Narrow River Preservation Association (401-783-6277): The NRPA was formed in 1970 to thwart efforts by the Boy Scouts to sell off a large parcel of donated land to developers, who wanted to create a subdivision on the east bank of Lower Pond. The NRPA negotiated with the Scouts and eventually reached an agreement under which only 7 homes were built, helping to protect both the beauty and ecology of the entire river.
Like most waterways along the East Coast, the Narrow River suffers from excess nitrogen and phosphorous in groundwater and feeder-stream runoff. The nutrients enter the water largely via residential and agricultural fertilizers and septic systems.

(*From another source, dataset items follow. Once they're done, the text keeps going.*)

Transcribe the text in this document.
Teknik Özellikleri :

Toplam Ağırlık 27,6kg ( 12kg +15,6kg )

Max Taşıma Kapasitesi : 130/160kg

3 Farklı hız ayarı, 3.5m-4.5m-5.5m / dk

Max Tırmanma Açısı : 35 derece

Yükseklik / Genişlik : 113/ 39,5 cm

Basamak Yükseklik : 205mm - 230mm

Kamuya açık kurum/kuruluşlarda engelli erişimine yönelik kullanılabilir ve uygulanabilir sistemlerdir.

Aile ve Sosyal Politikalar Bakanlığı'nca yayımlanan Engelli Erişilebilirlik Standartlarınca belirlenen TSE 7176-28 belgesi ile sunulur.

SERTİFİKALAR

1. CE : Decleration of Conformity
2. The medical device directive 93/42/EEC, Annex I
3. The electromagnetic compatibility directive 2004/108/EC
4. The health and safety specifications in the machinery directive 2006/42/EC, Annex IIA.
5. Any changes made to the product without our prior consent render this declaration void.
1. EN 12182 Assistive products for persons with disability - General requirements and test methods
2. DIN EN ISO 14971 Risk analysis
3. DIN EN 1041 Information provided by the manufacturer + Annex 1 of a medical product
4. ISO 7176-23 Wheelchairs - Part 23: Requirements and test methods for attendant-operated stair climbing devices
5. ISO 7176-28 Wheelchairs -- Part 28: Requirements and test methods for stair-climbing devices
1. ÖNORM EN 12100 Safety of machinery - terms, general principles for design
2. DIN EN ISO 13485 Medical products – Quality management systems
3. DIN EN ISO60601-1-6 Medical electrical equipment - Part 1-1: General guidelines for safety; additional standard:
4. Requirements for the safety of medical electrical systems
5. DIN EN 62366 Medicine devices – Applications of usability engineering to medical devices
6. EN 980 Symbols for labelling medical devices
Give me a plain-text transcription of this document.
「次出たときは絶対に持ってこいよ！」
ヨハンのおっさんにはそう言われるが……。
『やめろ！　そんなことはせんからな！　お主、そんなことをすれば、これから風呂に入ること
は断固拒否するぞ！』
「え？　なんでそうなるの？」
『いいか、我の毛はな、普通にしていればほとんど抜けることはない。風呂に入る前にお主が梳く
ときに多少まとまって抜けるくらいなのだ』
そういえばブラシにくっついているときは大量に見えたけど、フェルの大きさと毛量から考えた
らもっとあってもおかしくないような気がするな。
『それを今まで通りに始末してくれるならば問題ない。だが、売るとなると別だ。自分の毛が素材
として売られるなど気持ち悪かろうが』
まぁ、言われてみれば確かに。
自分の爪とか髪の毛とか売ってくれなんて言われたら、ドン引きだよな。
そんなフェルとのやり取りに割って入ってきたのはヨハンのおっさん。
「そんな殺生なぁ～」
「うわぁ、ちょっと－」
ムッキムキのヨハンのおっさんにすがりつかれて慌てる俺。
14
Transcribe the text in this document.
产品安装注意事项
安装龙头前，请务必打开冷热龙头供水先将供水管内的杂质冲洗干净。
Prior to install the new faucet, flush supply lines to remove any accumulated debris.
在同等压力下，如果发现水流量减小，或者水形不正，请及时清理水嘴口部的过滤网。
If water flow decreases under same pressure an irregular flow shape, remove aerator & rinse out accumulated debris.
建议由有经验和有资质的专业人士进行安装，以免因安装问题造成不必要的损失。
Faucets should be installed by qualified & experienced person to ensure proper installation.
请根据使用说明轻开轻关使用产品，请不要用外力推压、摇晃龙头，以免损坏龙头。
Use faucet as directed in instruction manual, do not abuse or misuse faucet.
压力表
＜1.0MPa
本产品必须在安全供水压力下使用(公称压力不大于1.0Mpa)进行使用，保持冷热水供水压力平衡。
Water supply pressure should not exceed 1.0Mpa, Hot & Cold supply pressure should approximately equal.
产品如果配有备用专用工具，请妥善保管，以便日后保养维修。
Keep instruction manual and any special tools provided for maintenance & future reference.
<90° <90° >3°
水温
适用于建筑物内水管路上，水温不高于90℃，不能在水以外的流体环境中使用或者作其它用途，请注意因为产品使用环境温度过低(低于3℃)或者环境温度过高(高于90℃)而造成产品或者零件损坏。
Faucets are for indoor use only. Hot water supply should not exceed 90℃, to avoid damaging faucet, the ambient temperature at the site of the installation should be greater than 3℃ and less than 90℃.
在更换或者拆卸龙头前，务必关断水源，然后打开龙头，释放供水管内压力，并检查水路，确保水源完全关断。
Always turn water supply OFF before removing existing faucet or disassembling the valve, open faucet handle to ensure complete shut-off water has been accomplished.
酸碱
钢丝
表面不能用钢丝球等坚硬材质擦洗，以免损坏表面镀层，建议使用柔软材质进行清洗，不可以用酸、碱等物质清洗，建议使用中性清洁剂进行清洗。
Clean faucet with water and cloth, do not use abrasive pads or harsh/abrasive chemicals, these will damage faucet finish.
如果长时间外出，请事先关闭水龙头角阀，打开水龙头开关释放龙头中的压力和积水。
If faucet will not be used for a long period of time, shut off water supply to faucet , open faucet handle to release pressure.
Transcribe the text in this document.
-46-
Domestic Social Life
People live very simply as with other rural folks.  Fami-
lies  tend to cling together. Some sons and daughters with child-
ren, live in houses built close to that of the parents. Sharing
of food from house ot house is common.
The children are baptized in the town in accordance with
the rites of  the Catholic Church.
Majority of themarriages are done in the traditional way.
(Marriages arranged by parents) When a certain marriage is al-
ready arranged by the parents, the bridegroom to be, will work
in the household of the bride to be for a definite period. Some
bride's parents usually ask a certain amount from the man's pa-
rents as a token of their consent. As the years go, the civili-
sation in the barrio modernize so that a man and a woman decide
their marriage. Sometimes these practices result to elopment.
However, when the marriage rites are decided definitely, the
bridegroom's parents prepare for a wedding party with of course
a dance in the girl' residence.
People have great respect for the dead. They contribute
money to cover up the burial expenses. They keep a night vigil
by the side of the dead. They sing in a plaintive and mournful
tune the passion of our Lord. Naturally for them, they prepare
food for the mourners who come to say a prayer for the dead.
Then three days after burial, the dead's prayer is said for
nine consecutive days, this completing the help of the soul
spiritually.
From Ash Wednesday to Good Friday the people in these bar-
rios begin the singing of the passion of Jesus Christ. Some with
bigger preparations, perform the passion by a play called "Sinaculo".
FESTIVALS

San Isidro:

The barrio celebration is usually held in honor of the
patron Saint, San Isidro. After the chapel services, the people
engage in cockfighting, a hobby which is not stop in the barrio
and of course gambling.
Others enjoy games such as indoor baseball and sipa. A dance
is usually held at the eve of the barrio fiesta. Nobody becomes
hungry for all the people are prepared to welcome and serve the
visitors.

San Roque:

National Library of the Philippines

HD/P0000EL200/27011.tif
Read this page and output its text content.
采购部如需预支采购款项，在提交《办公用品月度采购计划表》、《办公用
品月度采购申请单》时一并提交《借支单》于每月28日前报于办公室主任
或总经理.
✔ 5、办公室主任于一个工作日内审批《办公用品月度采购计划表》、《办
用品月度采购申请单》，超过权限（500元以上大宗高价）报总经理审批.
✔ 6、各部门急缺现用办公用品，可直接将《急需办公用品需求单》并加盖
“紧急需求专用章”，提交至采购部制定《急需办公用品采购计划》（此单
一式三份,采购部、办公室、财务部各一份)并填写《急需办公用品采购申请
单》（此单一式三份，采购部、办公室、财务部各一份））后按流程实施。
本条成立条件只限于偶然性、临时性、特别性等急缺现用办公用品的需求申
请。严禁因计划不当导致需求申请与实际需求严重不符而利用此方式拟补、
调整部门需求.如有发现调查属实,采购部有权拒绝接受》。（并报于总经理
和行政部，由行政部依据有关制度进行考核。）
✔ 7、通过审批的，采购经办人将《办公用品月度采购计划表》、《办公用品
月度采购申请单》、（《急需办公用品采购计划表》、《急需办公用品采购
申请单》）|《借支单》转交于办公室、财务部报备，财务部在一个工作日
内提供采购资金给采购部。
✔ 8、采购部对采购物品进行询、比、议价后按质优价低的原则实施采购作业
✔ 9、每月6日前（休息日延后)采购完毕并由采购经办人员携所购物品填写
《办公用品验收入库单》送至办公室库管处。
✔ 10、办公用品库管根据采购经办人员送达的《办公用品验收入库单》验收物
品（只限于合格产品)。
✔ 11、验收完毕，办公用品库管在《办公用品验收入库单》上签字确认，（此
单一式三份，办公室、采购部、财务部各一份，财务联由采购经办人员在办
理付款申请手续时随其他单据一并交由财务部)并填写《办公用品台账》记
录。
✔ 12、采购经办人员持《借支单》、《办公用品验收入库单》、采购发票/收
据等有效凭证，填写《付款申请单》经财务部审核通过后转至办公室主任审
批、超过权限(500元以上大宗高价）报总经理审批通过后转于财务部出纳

The NRPA seeks to educate river abutters and homeowners throughout the watershed on what they can do to improve the water quality, whether through limiting the use of fertilizers, establishing buffer zones of vegetation to absorb excess nitrogen or discouraging the feeding of waterfowl, such as swans, ducks and Canada geese, whose plentiful droppings contribute to high levels of fecal coliform bacteria that have resulted in the continual closing of downstream shellfish beds.
To help pay for its efforts and to raise awareness of the river’s importance to the community, the NRPA holds fundraising events, such as its annual road race and the Turnaround Swim.
Explore RI’s Greenways and Blueways: Great website packed with information for boaters on where to launch and what to expect on many Rhode Island waterways. Also provides links to useful satellite and topo maps.